The Highland pony is an ancient breed, although there have at times been other breeds introduced into their breeding - including Arab, Clydesdale and Percheron to make them larger and stronger. They have had many roles throughout history, including logging, carrying stags for the shooting parties and going to war.
Yellow dun Highland pony
They have also been favoured by the Royal families down through the years:
Queen Victoria talks about riding Highland ponies. In "Life in the Highlands" the Queen describes a September day in 1842 when she and Prince Albert were the guests of the Duke of Atholl at Blair Castle: "We set off on ponies to go up one of the hills, Albert riding the dun pony and I the grey, attended only by Sandy McAra in the Highland dress. We went out the back way across the ford, Sandy leading my pony and Albert following closely, the water reaching above Sandy's knees"
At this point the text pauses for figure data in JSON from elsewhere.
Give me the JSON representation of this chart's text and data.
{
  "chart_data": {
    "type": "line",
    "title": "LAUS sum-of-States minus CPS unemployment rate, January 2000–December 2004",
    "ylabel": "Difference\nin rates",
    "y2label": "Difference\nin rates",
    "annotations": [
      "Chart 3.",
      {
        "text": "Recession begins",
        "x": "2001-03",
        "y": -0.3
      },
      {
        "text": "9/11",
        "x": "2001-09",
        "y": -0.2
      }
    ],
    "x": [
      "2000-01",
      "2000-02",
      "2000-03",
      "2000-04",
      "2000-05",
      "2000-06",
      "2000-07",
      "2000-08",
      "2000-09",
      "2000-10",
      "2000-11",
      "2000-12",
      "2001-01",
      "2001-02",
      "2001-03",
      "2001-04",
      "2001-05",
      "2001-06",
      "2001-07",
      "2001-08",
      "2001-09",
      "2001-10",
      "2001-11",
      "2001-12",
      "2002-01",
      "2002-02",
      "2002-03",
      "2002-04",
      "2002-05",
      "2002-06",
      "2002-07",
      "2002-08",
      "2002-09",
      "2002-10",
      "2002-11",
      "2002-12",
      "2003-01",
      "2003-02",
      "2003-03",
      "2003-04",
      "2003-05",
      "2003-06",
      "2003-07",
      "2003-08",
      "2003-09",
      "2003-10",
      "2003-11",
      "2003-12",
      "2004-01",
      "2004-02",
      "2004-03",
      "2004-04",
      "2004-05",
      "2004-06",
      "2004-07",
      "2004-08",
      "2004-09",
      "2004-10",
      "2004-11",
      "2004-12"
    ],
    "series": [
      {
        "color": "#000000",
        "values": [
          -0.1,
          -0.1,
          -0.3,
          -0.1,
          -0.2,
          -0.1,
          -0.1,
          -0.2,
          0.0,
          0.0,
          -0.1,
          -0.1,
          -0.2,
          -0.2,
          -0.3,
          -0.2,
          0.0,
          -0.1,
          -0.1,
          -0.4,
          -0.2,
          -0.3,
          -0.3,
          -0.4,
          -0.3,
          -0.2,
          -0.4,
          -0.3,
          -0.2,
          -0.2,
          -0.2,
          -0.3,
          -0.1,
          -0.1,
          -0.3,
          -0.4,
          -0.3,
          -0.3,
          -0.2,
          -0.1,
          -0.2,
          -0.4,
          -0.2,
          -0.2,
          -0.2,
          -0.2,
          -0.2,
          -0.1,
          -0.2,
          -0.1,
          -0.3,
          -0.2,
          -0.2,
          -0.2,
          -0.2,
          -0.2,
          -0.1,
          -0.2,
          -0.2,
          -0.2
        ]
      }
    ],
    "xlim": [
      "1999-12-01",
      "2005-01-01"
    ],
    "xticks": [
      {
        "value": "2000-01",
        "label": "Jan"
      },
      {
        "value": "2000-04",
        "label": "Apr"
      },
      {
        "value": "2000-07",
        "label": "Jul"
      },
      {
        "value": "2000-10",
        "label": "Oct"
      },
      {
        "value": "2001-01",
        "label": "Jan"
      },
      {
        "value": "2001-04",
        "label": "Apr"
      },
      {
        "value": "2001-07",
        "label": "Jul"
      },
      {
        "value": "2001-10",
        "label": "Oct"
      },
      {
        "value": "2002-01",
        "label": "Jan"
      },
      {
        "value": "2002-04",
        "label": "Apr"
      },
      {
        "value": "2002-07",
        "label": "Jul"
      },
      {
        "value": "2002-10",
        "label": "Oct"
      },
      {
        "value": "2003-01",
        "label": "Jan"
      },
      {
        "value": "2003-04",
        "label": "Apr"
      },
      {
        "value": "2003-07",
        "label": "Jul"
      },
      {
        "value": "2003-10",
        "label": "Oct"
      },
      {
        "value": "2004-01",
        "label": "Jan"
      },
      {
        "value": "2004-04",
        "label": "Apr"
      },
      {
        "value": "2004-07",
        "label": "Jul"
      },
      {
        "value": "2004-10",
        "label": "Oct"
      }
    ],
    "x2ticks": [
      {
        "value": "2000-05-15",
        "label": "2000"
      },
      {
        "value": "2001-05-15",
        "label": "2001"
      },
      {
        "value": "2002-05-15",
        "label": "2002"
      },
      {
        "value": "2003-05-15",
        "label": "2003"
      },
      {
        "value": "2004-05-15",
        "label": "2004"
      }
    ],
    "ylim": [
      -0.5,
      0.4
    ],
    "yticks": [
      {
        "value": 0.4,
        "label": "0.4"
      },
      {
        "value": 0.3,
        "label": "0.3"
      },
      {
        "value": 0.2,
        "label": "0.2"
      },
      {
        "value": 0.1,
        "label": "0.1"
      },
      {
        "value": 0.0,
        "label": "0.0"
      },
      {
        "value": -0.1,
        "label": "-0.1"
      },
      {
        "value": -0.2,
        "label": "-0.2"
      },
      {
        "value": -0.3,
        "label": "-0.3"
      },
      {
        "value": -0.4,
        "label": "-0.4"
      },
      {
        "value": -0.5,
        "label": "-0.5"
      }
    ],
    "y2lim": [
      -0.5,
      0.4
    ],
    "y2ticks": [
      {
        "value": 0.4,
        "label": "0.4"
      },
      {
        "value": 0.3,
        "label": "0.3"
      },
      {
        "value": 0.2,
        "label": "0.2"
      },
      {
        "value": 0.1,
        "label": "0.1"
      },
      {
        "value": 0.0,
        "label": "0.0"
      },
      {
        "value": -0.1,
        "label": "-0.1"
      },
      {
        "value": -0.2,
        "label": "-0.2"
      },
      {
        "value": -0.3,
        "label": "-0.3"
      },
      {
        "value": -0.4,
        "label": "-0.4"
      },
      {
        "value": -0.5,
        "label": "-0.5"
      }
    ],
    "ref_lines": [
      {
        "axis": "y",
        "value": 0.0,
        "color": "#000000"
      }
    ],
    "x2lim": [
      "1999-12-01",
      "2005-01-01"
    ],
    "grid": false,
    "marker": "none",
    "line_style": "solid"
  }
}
Queen Elizabeth II is patron of the Highland pony society and In 2007 she opened a full-time Highland pony stud at Balmoral. One of her ponies won its class at the Royal Highland show in 2010. She is also often seen riding Highland ponies around the estate.
Mouse dun Highland pony
However even after all their popularity and hard work they are still on the watch list of British native pony breeds - they are listed as 'at risk'
Dark grey Highland pony
Hopefully their popularity may come back and people will realise how adaptable and fun to ride they are, even for adults, and they will be able to come off the rare breeds watch list.